There are also certain
categories of PHI that, while still PHI, are subject to particular rules. Psychotherapy notes are PHI but are not
subject to the patient’s rights to access (discussed below), and have stricter
limits on disclosure. Keep in mind that “psychotherapy
notes” have a peculiar definition: the mere fact that the information relates
to a patient’s psychiatric or psychologic state does not make it a
psychotherapy note. Rather, psychotherapy
notes are PHI kept separate from the main medical record, are recordings of a conversation
involving the patient, are kept by the analyst, and do not contain information
such as therapy start/stop times, prescription information, etc. Generally, psychotherapy notes are supposed
to be notes that the analyst keeps for him/herself regarding the patient; in
other words, notes that are only intended for the analyst’s own review, and
never intended to be disclosed to the patient. So, before you decide that you
can block a patient from accessing his/her PHI because it’s psychotherapeutic,
check the definition of “psychotherapy notes.”
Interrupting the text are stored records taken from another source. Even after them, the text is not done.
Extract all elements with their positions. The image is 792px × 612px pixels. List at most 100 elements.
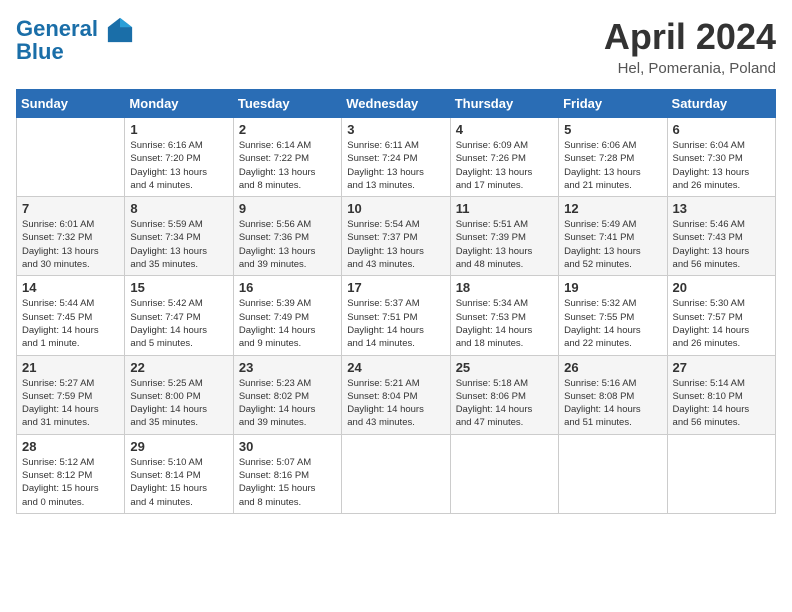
day-number: 17 (347, 280, 444, 295)
day-info: Sunrise: 5:54 AMSunset: 7:37 PMDaylight:… (347, 218, 444, 271)
day-info: Sunrise: 5:51 AMSunset: 7:39 PMDaylight:… (456, 218, 553, 271)
calendar-cell: 28 Sunrise: 5:12 AMSunset: 8:12 PMDayligh… (17, 434, 125, 513)
calendar-cell: 13Sunrise: 5:46 AMSunset: 7:43 PMDayligh… (667, 197, 775, 276)
calendar-week-row: 1 Sunrise: 6:16 AMSunset: 7:20 PMDaylight… (17, 118, 776, 197)
day-number: 11 (456, 201, 553, 216)
location: Hel, Pomerania, Poland (604, 60, 776, 77)
day-number: 7 (22, 201, 119, 216)
calendar-cell: 20Sunrise: 5:30 AMSunset: 7:57 PMDayligh… (667, 276, 775, 355)
day-number: 25 (456, 360, 553, 375)
day-number: 30 (239, 439, 336, 454)
calendar-cell: 6 Sunrise: 6:04 AMSunset: 7:30 PMDaylight… (667, 118, 775, 197)
calendar-header-tuesday: Tuesday (233, 90, 341, 118)
day-info: Sunrise: 5:07 AMSunset: 8:16 PMDaylight:… (239, 456, 336, 509)
month-title: April 2024 (604, 16, 776, 58)
day-info: Sunrise: 5:56 AMSunset: 7:36 PMDaylight:… (239, 218, 336, 271)
day-number: 26 (564, 360, 661, 375)
day-number: 6 (673, 122, 770, 137)
calendar-cell: 12 Sunrise: 5:49 AMSunset: 7:41 PMDayligh… (559, 197, 667, 276)
day-info: Sunrise: 6:06 AMSunset: 7:28 PMDaylight:… (564, 139, 661, 192)
calendar-header-monday: Monday (125, 90, 233, 118)
calendar-cell: 14 Sunrise: 5:44 AMSunset: 7:45 PMDayligh… (17, 276, 125, 355)
day-number: 1 (130, 122, 227, 137)
calendar-cell (559, 434, 667, 513)
day-number: 19 (564, 280, 661, 295)
calendar-cell (667, 434, 775, 513)
day-info: Sunrise: 5:46 AMSunset: 7:43 PMDaylight:… (673, 218, 770, 271)
day-info: Sunrise: 6:04 AMSunset: 7:30 PMDaylight:… (673, 139, 770, 192)
calendar-week-row: 14 Sunrise: 5:44 AMSunset: 7:45 PMDayligh… (17, 276, 776, 355)
day-info: Sunrise: 6:14 AMSunset: 7:22 PMDaylight:… (239, 139, 336, 192)
calendar-week-row: 28 Sunrise: 5:12 AMSunset: 8:12 PMDayligh… (17, 434, 776, 513)
day-info: Sunrise: 5:16 AMSunset: 8:08 PMDaylight:… (564, 377, 661, 430)
calendar-cell: 5 Sunrise: 6:06 AMSunset: 7:28 PMDaylight… (559, 118, 667, 197)
day-number: 15 (130, 280, 227, 295)
calendar-cell: 24 Sunrise: 5:21 AMSunset: 8:04 PMDayligh… (342, 355, 450, 434)
calendar-header-wednesday: Wednesday (342, 90, 450, 118)
day-number: 16 (239, 280, 336, 295)
day-info: Sunrise: 5:44 AMSunset: 7:45 PMDaylight:… (22, 297, 119, 350)
calendar-cell: 10 Sunrise: 5:54 AMSunset: 7:37 PMDayligh… (342, 197, 450, 276)
day-number: 4 (456, 122, 553, 137)
day-number: 28 (22, 439, 119, 454)
day-info: Sunrise: 5:42 AMSunset: 7:47 PMDaylight:… (130, 297, 227, 350)
page-header: General Blue April 2024 Hel, Pomerania, … (16, 16, 776, 77)
calendar-week-row: 7 Sunrise: 6:01 AMSunset: 7:32 PMDaylight… (17, 197, 776, 276)
day-number: 14 (22, 280, 119, 295)
day-number: 9 (239, 201, 336, 216)
calendar-cell: 17 Sunrise: 5:37 AMSunset: 7:51 PMDayligh… (342, 276, 450, 355)
day-info: Sunrise: 5:49 AMSunset: 7:41 PMDaylight:… (564, 218, 661, 271)
day-info: Sunrise: 5:32 AMSunset: 7:55 PMDaylight:… (564, 297, 661, 350)
calendar-cell: 22Sunrise: 5:25 AMSunset: 8:00 PMDayligh… (125, 355, 233, 434)
day-number: 29 (130, 439, 227, 454)
day-number: 10 (347, 201, 444, 216)
calendar-header-friday: Friday (559, 90, 667, 118)
calendar-cell: 8 Sunrise: 5:59 AMSunset: 7:34 PMDaylight… (125, 197, 233, 276)
calendar-cell (342, 434, 450, 513)
calendar-cell: 26 Sunrise: 5:16 AMSunset: 8:08 PMDayligh… (559, 355, 667, 434)
calendar-cell (450, 434, 558, 513)
day-info: Sunrise: 5:23 AMSunset: 8:02 PMDaylight:… (239, 377, 336, 430)
calendar-cell: 30 Sunrise: 5:07 AMSunset: 8:16 PMDayligh… (233, 434, 341, 513)
day-number: 23 (239, 360, 336, 375)
day-info: Sunrise: 6:09 AMSunset: 7:26 PMDaylight:… (456, 139, 553, 192)
calendar-cell: 25Sunrise: 5:18 AMSunset: 8:06 PMDayligh… (450, 355, 558, 434)
calendar-cell: 18 Sunrise: 5:34 AMSunset: 7:53 PMDayligh… (450, 276, 558, 355)
day-number: 18 (456, 280, 553, 295)
calendar-header-thursday: Thursday (450, 90, 558, 118)
title-block: April 2024 Hel, Pomerania, Poland (604, 16, 776, 77)
day-info: Sunrise: 5:14 AMSunset: 8:10 PMDaylight:… (673, 377, 770, 430)
calendar-cell: 15 Sunrise: 5:42 AMSunset: 7:47 PMDayligh… (125, 276, 233, 355)
day-info: Sunrise: 5:34 AMSunset: 7:53 PMDaylight:… (456, 297, 553, 350)
day-info: Sunrise: 5:21 AMSunset: 8:04 PMDaylight:… (347, 377, 444, 430)
day-number: 2 (239, 122, 336, 137)
calendar-cell: 19 Sunrise: 5:32 AMSunset: 7:55 PMDayligh… (559, 276, 667, 355)
calendar-header-row: SundayMondayTuesdayWednesdayThursdayFrid… (17, 90, 776, 118)
calendar-cell: 7 Sunrise: 6:01 AMSunset: 7:32 PMDaylight… (17, 197, 125, 276)
logo: General Blue (16, 16, 134, 64)
calendar-cell: 11 Sunrise: 5:51 AMSunset: 7:39 PMDayligh… (450, 197, 558, 276)
day-number: 12 (564, 201, 661, 216)
day-info: Sunrise: 6:11 AMSunset: 7:24 PMDaylight:… (347, 139, 444, 192)
day-number: 5 (564, 122, 661, 137)
day-info: Sunrise: 5:12 AMSunset: 8:12 PMDaylight:… (22, 456, 119, 509)
calendar-header-sunday: Sunday (17, 90, 125, 118)
calendar-header-saturday: Saturday (667, 90, 775, 118)
day-info: Sunrise: 5:59 AMSunset: 7:34 PMDaylight:… (130, 218, 227, 271)
day-info: Sunrise: 6:16 AMSunset: 7:20 PMDaylight:… (130, 139, 227, 192)
calendar-cell: 9 Sunrise: 5:56 AMSunset: 7:36 PMDaylight… (233, 197, 341, 276)
day-info: Sunrise: 5:10 AMSunset: 8:14 PMDaylight:… (130, 456, 227, 509)
day-info: Sunrise: 5:27 AMSunset: 7:59 PMDaylight:… (22, 377, 119, 430)
day-number: 24 (347, 360, 444, 375)
calendar-week-row: 21Sunrise: 5:27 AMSunset: 7:59 PMDayligh… (17, 355, 776, 434)
day-info: Sunrise: 6:01 AMSunset: 7:32 PMDaylight:… (22, 218, 119, 271)
day-number: 3 (347, 122, 444, 137)
calendar-cell: 1 Sunrise: 6:16 AMSunset: 7:20 PMDaylight… (125, 118, 233, 197)
calendar-cell: 2 Sunrise: 6:14 AMSunset: 7:22 PMDaylight… (233, 118, 341, 197)
calendar-table: SundayMondayTuesdayWednesdayThursdayFrid… (16, 89, 776, 514)
calendar-cell: 21Sunrise: 5:27 AMSunset: 7:59 PMDayligh… (17, 355, 125, 434)
day-number: 20 (673, 280, 770, 295)
day-info: Sunrise: 5:37 AMSunset: 7:51 PMDaylight:… (347, 297, 444, 350)
day-number: 22 (130, 360, 227, 375)
day-number: 8 (130, 201, 227, 216)
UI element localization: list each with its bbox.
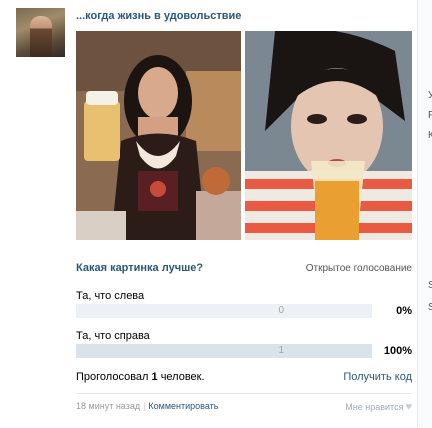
like-label: Мне нравится xyxy=(345,402,404,412)
poll-bar-left[interactable] xyxy=(76,304,372,318)
poll-option-percent: 100% xyxy=(383,345,412,357)
poll-option-count: 0 xyxy=(278,305,284,316)
poll-option-count: 1 xyxy=(278,345,284,356)
post-time[interactable]: 18 минут назад xyxy=(76,401,140,411)
avatar[interactable] xyxy=(16,8,65,57)
get-code-link[interactable]: Получить код xyxy=(343,371,412,383)
side-letter: S xyxy=(428,302,432,313)
poll-type: Открытое голосование xyxy=(305,263,412,274)
photo-left-art xyxy=(76,31,241,240)
side-letter: Р xyxy=(428,110,432,121)
side-letter: У xyxy=(428,90,432,101)
poll-bar-right[interactable] xyxy=(76,344,372,358)
poll-option-label-left[interactable]: Та, что слева xyxy=(76,290,144,302)
comment-link[interactable]: Комментировать xyxy=(148,401,218,411)
post-title[interactable]: ...когда жизнь в удовольствие xyxy=(76,10,241,22)
heart-icon: ♥ xyxy=(405,401,412,413)
poll-question: Какая картинка лучше? xyxy=(76,262,204,274)
voted-prefix: Проголосовал xyxy=(76,371,152,383)
wall-post: ...когда жизнь в удовольствие Какая карт… xyxy=(0,0,432,428)
photo-right[interactable] xyxy=(245,31,412,240)
poll-option-label-right[interactable]: Та, что справа xyxy=(76,330,150,342)
photo-left[interactable] xyxy=(76,31,241,240)
post-meta: 18 минут назад | Комментировать xyxy=(76,401,218,411)
separator: | xyxy=(143,401,146,411)
voted-suffix: человек. xyxy=(157,371,205,383)
side-column: У Р К S S xyxy=(417,0,432,428)
side-letter: К xyxy=(428,130,432,141)
voted-summary: Проголосовал 1 человек. xyxy=(76,371,205,383)
avatar-figure xyxy=(30,16,52,57)
side-letter: S xyxy=(428,280,432,291)
photo-right-art xyxy=(245,31,412,240)
like-button[interactable]: Мне нравится ♥ xyxy=(345,401,412,413)
poll-bar-fill xyxy=(76,344,372,358)
poll-option-percent: 0% xyxy=(396,305,412,317)
divider xyxy=(76,393,412,394)
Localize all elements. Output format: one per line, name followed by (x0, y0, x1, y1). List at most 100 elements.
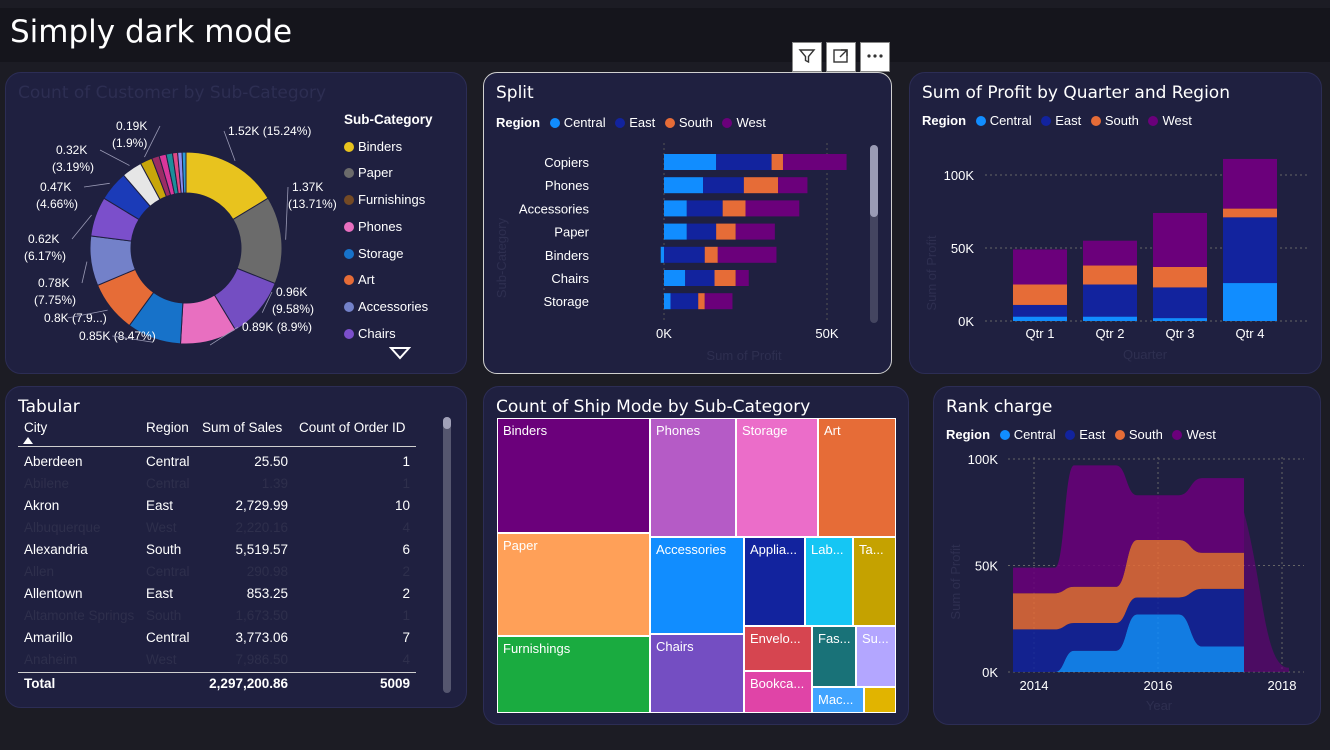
legend-scroll-down-icon[interactable] (389, 346, 411, 360)
treemap-tile[interactable]: Art (818, 418, 896, 537)
split-bar-east (703, 177, 744, 194)
rank-card[interactable]: Rank charge Region Central East South We… (933, 386, 1321, 725)
rank-chart[interactable]: Sum of Profit Year 0K 50K 100K 2014 2016 2018 (934, 387, 1320, 724)
quarter-xtick: Qtr 1 (1026, 326, 1055, 341)
split-bar-east (664, 246, 705, 263)
donut-label: 0.96K (276, 285, 307, 299)
treemap-tile[interactable]: Fas... (812, 626, 856, 687)
donut-label: 0.47K (40, 180, 71, 194)
treemap-card[interactable]: Count of Ship Mode by Sub-Category Binde… (483, 386, 909, 725)
donut-card[interactable]: Count of Customer by Sub-Category 1.52K … (5, 72, 467, 374)
table-row[interactable]: Allen Central 290.98 2 (18, 564, 416, 586)
cell-sales: 5,519.57 (235, 542, 288, 557)
donut-label-pct: (7.75%) (34, 293, 76, 307)
table-row[interactable]: Akron East 2,729.99 10 (18, 498, 416, 520)
table-row[interactable]: Amarillo Central 3,773.06 7 (18, 630, 416, 652)
treemap-tile[interactable] (864, 687, 896, 713)
cell-city: Anaheim (24, 652, 78, 667)
focus-mode-icon[interactable] (826, 42, 856, 72)
legend-item-art[interactable]: Art (344, 267, 433, 294)
header-count[interactable]: Count of Order ID (299, 420, 406, 435)
table-row[interactable]: Albuquerque West 2,220.16 4 (18, 520, 416, 542)
donut-legend-title: Sub-Category (344, 112, 433, 127)
cell-city: Amarillo (24, 630, 73, 645)
legend-item-storage[interactable]: Storage (344, 241, 433, 268)
legend-item-phones[interactable]: Phones (344, 214, 433, 241)
table-row[interactable]: Abilene Central 1.39 1 (18, 476, 416, 498)
split-bar-east (686, 223, 717, 240)
page-title: Simply dark mode (10, 14, 293, 50)
treemap-tile[interactable]: Bookca... (744, 671, 812, 713)
split-bar-west (745, 200, 800, 217)
table-row[interactable]: Alexandria South 5,519.57 6 (18, 542, 416, 564)
split-bar-central (664, 177, 704, 194)
cell-sales: 2,729.99 (235, 498, 288, 513)
split-card[interactable]: Split Region Central East South West Sub… (483, 72, 892, 374)
donut-label-pct: (9.58%) (272, 302, 314, 316)
table-scrollbar[interactable] (443, 417, 451, 693)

Likewise, PHI that relates to
research, specifically research under the FDA’s “common rule” or which is subject
to an Institutional Review Board’s oversight, is subject to specific rules that
allow for broader disclosure and use.
The rationale for this is that the IRB will provide the protection,
while greater use is necessary for legitimate purposes.
This will be discussed more
below, but encrypted PHI is still PHI.
It is still subject to the same rules, even though it’s encrypted (the
benefits of encryption really relate to breaches and other Security Rule
requirements). And also discussed below,
“electronic PHI” is a component of PHI, which matters for Security Rule
compliance.
If it’s a fragment of
information that came from PHI, it continues to be PHI, if it still meets the 2
prongs. In other words, something as
simple as name and address, in correlation with the name of a healthcare
provider, is PHI. A HIPAA covered entity
can’t use the mailing addresses of its patients for a non-permitted purpose
(for example, to send out advertisements for entirely unrelated businesses),
even if uses no other information that what is generally publicly available in
the phone book or voter rolls; the fact that it came from PHI means it remains
PHI, unless it is specifically “de-identified” (thus losing the 2nd
prong of the definition of PHI).
HIPAA allows covered entities
to “de-identify” PHI by stripping away identifiability. Keep in mind that health information must be “identifiable”
to be PHI, and the definition of “identifiable” is somewhat malleable;
likewise, it might be hard to tell if the PHI has truly been
de-identified. For that reason, HIPAA
provides 2 “safe harbors” for de-identification: one allows a covered entity to
employ a de-identification expert to certify that “the risk is very small that
the information could be used, alone or in combination with other reasonably
available information, by an anticipated recipient to identify an individual
who is a subject of the information.”
Hiring experts can be costly, so the second safe harbor allows the
covered entity to simply remove 18 specific identifiers, such as names,
addresses more specific than the 1st 3 digits of a zip code, dates
other than years, identifying numbers, etc., with the resulting data being, by
definition, not PHI.
As you can see, the definition
of “identifiability” is amorphous, but the definition of de-identification is
specific. This raises a conundrum: many
people use the definition of “de-identified” to form an analog definition of “identified:”
if it contains any of the 18 identifiers, it’s PHI, but if it doesn’t, it isn’t. That’s not exactly right – while you could
take the information and remove the 18 elements and thus meet the safe harbor,
the original information that didn’t contain any of the 18 elements might still
be PHI. Like the HIPAA police at Cowboys’
Stadium, this is a theoretical issue that will likely never be solved (or even
argued over), so I’ll leave it there.